Face aux critiques, le président de la région Auvergne-Rhône-Alpes, Laurent Wauquiez, a adressé, lundi, un courrier à Bernard Cazeneuve. « Je l’assume [la mise en place de la clause] et je ne lâcherai pas », écrit-il.

Il a par ailleurs déclaré, mardi, que « sur les marchés publics, nous voulons donner la préférence à nos entreprises et, pour cela, utiliser toutes les subtilités du code des marchés publics qui permet beaucoup plus de souplesse que ce qu’on en dit ».

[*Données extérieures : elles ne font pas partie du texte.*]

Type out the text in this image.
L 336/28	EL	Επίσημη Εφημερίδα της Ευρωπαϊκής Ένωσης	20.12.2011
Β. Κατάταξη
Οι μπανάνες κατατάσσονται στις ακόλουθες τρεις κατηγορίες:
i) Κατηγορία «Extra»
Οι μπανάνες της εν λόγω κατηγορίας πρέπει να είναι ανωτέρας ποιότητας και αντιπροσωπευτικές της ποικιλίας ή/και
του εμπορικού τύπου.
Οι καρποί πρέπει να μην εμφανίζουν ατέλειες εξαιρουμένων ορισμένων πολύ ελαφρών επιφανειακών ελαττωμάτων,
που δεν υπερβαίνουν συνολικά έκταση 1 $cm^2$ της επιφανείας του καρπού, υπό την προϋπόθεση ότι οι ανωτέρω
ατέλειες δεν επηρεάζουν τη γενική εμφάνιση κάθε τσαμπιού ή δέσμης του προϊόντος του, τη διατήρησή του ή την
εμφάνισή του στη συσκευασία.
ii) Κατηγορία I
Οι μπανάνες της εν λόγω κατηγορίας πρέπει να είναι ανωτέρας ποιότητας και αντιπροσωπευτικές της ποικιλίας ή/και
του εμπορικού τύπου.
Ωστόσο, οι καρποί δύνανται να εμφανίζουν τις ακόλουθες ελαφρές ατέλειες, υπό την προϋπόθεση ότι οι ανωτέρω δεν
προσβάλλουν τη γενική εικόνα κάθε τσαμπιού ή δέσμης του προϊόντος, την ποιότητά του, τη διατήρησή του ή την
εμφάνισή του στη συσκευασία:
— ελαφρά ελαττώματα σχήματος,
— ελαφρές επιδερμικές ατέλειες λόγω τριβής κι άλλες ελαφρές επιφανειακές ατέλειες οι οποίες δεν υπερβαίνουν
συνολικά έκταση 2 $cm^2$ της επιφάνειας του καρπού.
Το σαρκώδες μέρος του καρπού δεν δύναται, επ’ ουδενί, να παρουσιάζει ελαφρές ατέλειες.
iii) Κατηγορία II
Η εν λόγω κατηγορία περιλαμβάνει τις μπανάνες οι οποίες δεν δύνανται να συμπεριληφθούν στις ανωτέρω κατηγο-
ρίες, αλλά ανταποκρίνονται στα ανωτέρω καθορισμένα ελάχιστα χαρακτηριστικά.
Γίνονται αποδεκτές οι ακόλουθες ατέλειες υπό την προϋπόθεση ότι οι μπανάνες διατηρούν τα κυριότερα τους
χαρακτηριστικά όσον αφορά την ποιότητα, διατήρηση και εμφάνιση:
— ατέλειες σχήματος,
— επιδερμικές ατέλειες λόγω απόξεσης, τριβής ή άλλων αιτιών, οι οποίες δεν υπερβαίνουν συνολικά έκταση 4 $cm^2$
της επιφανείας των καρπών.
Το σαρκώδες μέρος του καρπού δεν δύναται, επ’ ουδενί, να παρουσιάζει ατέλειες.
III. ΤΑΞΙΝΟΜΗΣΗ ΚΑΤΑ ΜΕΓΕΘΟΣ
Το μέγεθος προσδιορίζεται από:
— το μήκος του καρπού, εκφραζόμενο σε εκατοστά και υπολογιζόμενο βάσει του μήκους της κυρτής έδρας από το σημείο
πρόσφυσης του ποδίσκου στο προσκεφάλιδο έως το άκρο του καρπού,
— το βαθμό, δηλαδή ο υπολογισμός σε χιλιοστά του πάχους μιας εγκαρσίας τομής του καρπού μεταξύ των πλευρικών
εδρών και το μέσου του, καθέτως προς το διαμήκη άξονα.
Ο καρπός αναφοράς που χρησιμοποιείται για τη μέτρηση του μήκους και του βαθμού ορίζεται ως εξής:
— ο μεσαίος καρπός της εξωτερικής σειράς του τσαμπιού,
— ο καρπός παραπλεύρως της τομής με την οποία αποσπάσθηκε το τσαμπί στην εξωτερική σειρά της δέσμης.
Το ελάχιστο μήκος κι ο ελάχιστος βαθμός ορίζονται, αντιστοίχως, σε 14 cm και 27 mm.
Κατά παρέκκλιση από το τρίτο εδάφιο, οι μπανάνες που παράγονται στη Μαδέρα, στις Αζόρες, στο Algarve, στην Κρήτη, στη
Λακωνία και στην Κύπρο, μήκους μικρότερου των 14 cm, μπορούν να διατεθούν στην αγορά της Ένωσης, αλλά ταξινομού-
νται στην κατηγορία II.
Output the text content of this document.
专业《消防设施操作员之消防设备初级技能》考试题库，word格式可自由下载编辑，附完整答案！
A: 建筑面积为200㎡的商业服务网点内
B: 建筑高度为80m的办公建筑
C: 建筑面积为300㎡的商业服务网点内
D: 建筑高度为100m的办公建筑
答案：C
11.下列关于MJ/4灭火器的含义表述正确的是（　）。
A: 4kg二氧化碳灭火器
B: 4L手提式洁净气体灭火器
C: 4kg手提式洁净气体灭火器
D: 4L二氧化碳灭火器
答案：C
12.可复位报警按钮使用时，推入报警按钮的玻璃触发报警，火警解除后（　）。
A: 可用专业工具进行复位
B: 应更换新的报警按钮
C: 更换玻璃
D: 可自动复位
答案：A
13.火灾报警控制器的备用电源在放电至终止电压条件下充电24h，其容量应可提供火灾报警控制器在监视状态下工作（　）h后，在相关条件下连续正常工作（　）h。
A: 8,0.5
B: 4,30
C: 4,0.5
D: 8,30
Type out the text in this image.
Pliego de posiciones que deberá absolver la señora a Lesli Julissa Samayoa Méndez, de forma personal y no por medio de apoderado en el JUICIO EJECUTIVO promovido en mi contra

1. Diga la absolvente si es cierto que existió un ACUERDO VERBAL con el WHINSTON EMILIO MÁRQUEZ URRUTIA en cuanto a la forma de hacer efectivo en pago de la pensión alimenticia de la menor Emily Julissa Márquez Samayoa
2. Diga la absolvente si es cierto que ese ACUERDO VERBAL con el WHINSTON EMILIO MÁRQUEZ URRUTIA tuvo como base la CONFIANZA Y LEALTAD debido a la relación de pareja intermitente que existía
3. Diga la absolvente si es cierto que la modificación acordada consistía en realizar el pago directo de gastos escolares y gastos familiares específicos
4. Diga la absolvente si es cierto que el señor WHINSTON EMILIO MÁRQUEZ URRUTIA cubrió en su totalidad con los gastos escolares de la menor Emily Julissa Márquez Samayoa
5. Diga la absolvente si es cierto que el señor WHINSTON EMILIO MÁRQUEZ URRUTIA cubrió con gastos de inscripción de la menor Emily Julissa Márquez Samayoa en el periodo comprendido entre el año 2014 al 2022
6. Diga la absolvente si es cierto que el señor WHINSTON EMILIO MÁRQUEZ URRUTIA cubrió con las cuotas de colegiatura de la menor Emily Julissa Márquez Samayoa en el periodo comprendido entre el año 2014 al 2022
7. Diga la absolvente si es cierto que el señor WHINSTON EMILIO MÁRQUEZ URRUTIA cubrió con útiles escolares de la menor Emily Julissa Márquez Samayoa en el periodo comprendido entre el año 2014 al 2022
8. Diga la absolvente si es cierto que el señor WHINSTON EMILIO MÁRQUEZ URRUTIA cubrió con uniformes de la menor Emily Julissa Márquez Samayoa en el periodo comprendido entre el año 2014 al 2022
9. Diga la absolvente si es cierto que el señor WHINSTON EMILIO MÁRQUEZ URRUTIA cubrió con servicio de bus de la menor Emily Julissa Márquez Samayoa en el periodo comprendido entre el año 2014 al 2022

  • « Esprit de trahison », selon Dupont-Aignan

Nicolas Dupont-Aignan, président de Debout la France et candidat à l’élection présidentielle, a dénoncé jeudi « l’esprit de trahison » des syndicats français, du Medef à la CGT, et défendu « le bon sens qui veut qu’un ouvrier parle français sur un chantier ».

La France, troisième pays d’origine des travailleurs détachés

La France, troisième pays d’origine des travailleurs détachés au sein de l’Union européenne, avec 190 000 personnes concernées (elle est le deuxième pays d’accueil après l’Allemagne, avec 340 000 personnes), serait dans l’embarras si ses travailleurs détachés en Pologne ou en Roumanie devaient parler la langue du pays où ils travaillent.

Sept pays de l’Union européenne, dont la France, veulent une réforme de la directive de 1996 sur les travailleurs détachés, sujet de division au sein des Vingt-Huit entre défenseurs de la libre circulation et détracteurs d’un présumé « dumping social », des abus ayant été constatés dans les contrôles.